Pentingya Hermeneutika Dalam Eksplanasi Sejarah
Hermeneutika adalah studi tentang interpretasi teks atau simbol dalam konteks budaya, bahasa, dan sejarah yang melingkupinya. Oleh karena itu, hermeneutika memainkan peran penting dalam sejarah, terutama dalam menafsirkan dokumen sejarah. Hermeneutika dalam eksplanasi sejarah dapat digunakan untuk menggali makna dari dokumen sejarah seperti naskah kuno, catatan sejarah, dan artefak lainnya. Dalam konteks ini, hermeneutika membantu sejarawan dalam membaca dan memahami makna di balik teks atau simbol yang ada dalam dokumen tersebut.
Selain itu, hermeneutika dalam eksplanasi sejarah juga membantu sejarawan dalam memahami perspektif dan pandangan hidup orang-orang pada masa lampau.
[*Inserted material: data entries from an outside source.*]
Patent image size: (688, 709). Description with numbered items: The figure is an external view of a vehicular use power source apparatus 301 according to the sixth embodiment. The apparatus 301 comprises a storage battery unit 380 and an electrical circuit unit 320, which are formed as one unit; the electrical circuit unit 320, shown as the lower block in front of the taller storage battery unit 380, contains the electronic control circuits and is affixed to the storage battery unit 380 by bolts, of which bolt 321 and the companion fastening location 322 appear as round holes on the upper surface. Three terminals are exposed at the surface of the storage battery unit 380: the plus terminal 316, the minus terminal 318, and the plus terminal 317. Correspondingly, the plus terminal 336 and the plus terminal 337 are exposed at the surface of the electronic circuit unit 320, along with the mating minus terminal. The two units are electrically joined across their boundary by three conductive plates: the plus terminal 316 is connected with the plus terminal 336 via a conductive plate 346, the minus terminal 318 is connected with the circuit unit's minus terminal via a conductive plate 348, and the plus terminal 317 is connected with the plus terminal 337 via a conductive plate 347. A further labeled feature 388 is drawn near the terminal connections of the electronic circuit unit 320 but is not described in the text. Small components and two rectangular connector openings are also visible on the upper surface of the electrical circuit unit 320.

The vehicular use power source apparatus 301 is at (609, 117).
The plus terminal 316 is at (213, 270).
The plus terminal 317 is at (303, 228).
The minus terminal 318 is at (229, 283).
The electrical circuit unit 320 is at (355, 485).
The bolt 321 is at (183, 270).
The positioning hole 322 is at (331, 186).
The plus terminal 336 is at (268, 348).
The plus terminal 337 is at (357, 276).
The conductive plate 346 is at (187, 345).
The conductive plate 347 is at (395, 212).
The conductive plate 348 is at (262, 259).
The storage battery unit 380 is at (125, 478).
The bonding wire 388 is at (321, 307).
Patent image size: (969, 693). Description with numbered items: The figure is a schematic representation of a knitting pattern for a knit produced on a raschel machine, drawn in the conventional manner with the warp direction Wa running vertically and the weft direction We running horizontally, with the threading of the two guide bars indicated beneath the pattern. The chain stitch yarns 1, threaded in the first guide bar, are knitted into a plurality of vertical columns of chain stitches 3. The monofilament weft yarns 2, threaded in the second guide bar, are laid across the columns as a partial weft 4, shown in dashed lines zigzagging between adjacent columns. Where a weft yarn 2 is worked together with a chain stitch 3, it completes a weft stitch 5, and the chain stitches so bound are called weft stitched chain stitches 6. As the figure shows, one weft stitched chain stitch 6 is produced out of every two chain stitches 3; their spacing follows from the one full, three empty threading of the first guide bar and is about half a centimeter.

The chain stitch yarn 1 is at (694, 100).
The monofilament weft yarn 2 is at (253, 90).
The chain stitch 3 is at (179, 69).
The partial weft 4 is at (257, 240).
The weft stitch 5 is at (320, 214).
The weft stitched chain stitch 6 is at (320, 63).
Dengan menggunakan hermeneutika dalam eksplanasi sejarah, sejarawan dapat melihat cara pandang dan cara hidup orang-orang di masa lalu, serta bagaimana pandangan hidup tersebut mempengaruhi kejadian dan peristiwa pada masa itu. Namun, perlu diingat bahwa hermeneutika bukanlah satu-satunya metode yang digunakan dalam sejarah. Ada juga pendekatan lain seperti metode kritis dan analisis sosial yang digunakan dalam penelitian sejarah. Demikianlah penjelasan secara singkat tentang hermeneutika dalam eksplanasi sejarah.
Daftar Bacaan
- Berkhoefer, Robert F. Jr. 1969. A Behavioral Approach to Historical Analysis. London: Collier Macmillan Publisher.
- Carr, E. H. 1985. What is History?. Harmondsworth, Middlesex: Penguin Books.
- Fischer, David Hackett. 1970. Historians’ Fallacies. Toward a logic of Historical Thought. New York & Evanston: Harper & Row Publisher.
- Sjamsuddin, Helius. 2007. Metodologi Sejarah. Yogyakarta: Ombak.